I am pleased to add the 27th of my GBH Brief Form Posts (Less than three minutes to read!) to my website. I tend to get a bit wordy with my routine Posts. I don’t want my enthusiasm for thoroughness and detail to discourage readers. So I will publish these brief Posts regularly.
Brief-Form Post on my November 22, 2023, Special Fungi Finds at Huntsville’s Goldsmith-Schiffman Wildlife Sanctuary!
On November 22, 2023, I visited the Sanctuary with my two Alabama grandsons, Jack (age 16) and Sam (age 9). We considered our wanderings as all-purpose, searching with curiosity for the beauty, magic, wonder, and awe of Nature. We found ample objects within our criteria. I focus this brief-form post on members of the fungi kingdom we encountered. I remind you that this 400-acre property is a Sanctuary. We did not consider this a foraging venture. We took only photographs, gathered only memories, and left only footprints.
Fungi, a kingdom all their own, fascinate me, and have for decades. Without their decomposition, plant biomass would not so readily recycle to enrich our forest soils.
I entered the edible wild mushroom aficionado domain tentatively just three years ago. Since then, I have learned to identify, collect, prepare, and consume a broadening selection: chanterelles, oysters, honeys, wood ears, jellies, chicken and hen of the woods, and lions mane. Lion’s mane is choice — the filet mignon and caviar of the fungi kingdom. We viewed this magnificent lion’s mane with awe and amazement. I wondered why such a specimen seems to appear only when it is off limits to harvesting.
Because I hold such reverence for this species (Hericium erinaceus), I felt delight that Jack and Sam showed genuine enthusiasm in finding such a large and perfect specimen. A week later, we three visited another property where we could have collected. They evidenced disappointment when our search left us empty handed! This was indeed a spectacular find, pure white, super fresh, and mockingly edible.
I spotted the specimen above. Sam found another one at ground level within 15-20 minutes. I believe both boys will carry the lions mane imprint from that day forward.
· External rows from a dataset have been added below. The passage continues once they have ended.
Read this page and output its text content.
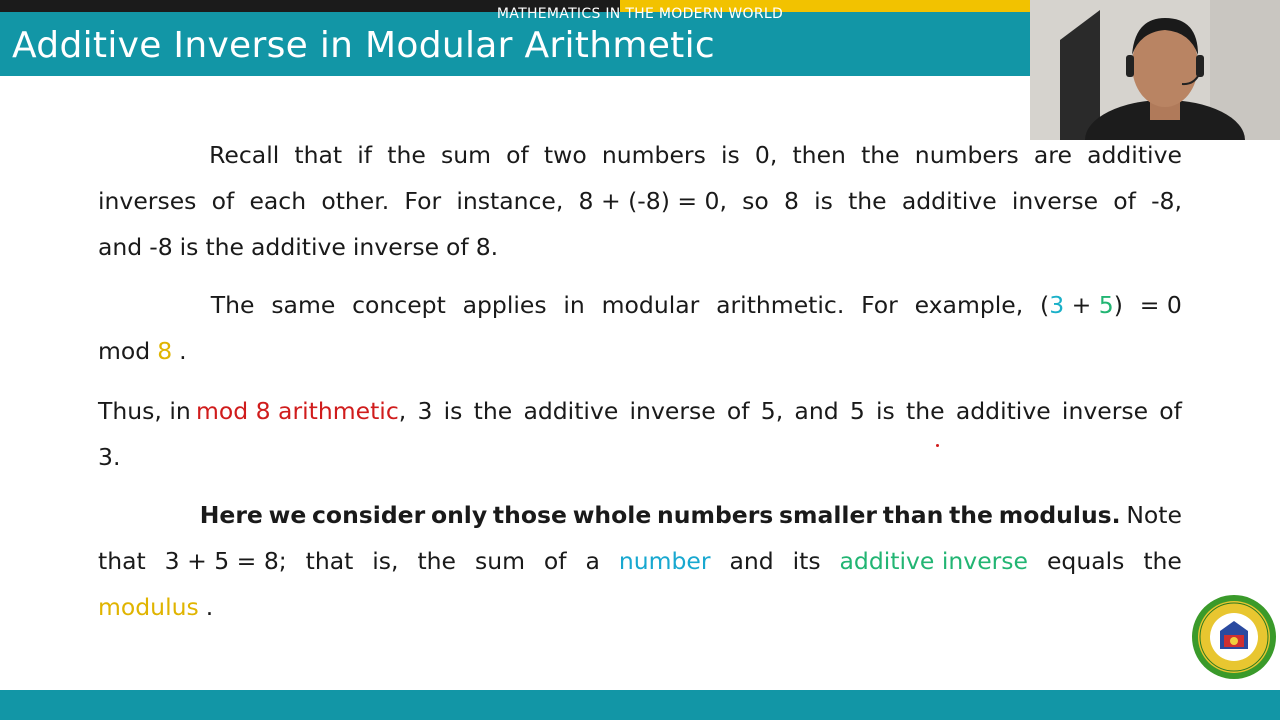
Additive Inverse in Modular Arithmetic
Recall that if the sum of two numbers is 0, then the numbers are additive
inverses of each other. For instance, 8 + (-8) = 0, so 8 is the additive inverse of -8,
and -8 is the additive inverse of 8.
The same concept applies in modular arithmetic. For example, (3 + 5) = 0
mod 8 .
Thus, in mod 8 arithmetic, 3 is the additive inverse of 5, and 5 is the additive inverse of
3.
Here we consider only those whole numbers smaller than the modulus. Note
that 3 + 5 = 8; that is, the sum of a number and its additive inverse equals the
modulus .
MATHEMATICS IN THE MODERN WORLD
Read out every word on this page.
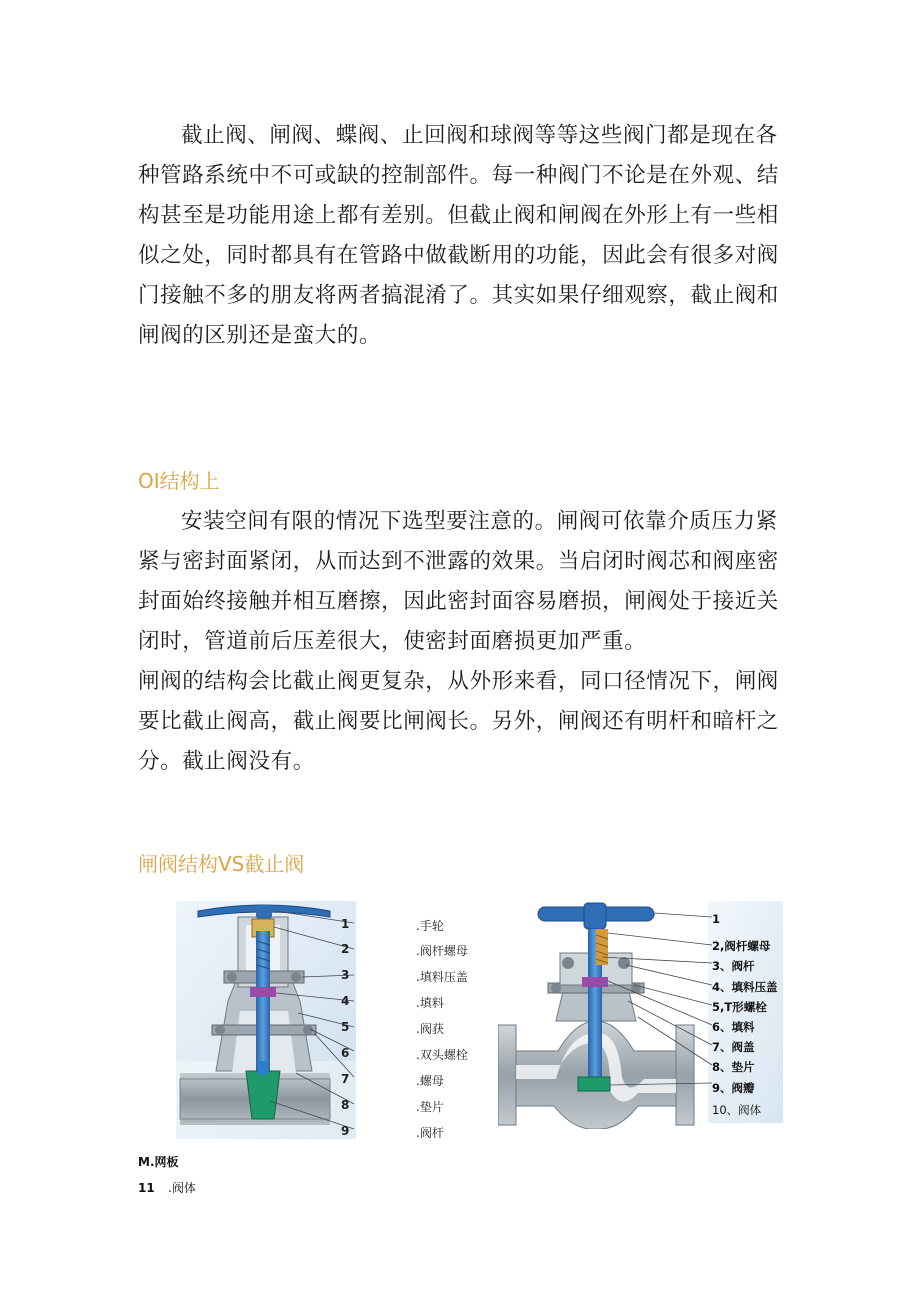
截止阀、闸阀、蝶阀、止回阀和球阀等等这些阀门都是现在各种管路系统中不可或缺的控制部件。每一种阀门不论是在外观、结构甚至是功能用途上都有差别。但截止阀和闸阀在外形上有一些相似之处，同时都具有在管路中做截断用的功能，因此会有很多对阀门接触不多的朋友将两者搞混淆了。其实如果仔细观察，截止阀和闸阀的区别还是蛮大的。

OI结构上

安装空间有限的情况下选型要注意的。闸阀可依靠介质压力紧紧与密封面紧闭，从而达到不泄露的效果。当启闭时阀芯和阀座密封面始终接触并相互磨擦，因此密封面容易磨损，闸阀处于接近关闭时，管道前后压差很大，使密封面磨损更加严重。

闸阀的结构会比截止阀更复杂，从外形来看，同口径情况下，闸阀要比截止阀高，截止阀要比闸阀长。另外，闸阀还有明杆和暗杆之分。截止阀没有。

闸阀结构VS截止阀
1	.手轮
2	.阀杆螺母
3	.填料压盖
4	.填料
5	.阀获
6	.双头螺栓
7	.螺母
8	.垫片
9	.阀杆
1
2,阀杆螺母
3、阀杆
4、填料压盖
5,T形螺栓
6、填料
7、阀盖
8、垫片
9、阀瓣
10、阀体
M.网板
11 .阀体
Jack found another lion’s mane before we departed the riparian forest.
We identified this six-inch diameter Trametes aesculi, a nonedible, near the trailhead.
Sam stood beside an oak log, a recent blowdown, covered with Hypoxylon canker, yet another decay fungus.
Another edible, witches butter, a jelly fungus, populated this small fallen oak branch.
I accept the challenge of distilling these Brief-Form Posts into a single distinct reflection, a task far more elusive than assembling a dozen pithy statements. Today, I borrow a relevant reflection from John Muir, one of the truly great minds of conservation and environmental antiquity:
- There are no accidents in Nature. Every motion of the constantly shifting bodies in the world is timed to the occasion for some definite, fore-ordered end. The flowers blossom in obedience to the same law that marks the course of constellations, and the song of a bird is the echo of a universal symphony. Nature is one, and to me the greatest delight of observation and study is to discover new unities in this all-embracing and eternal harmony.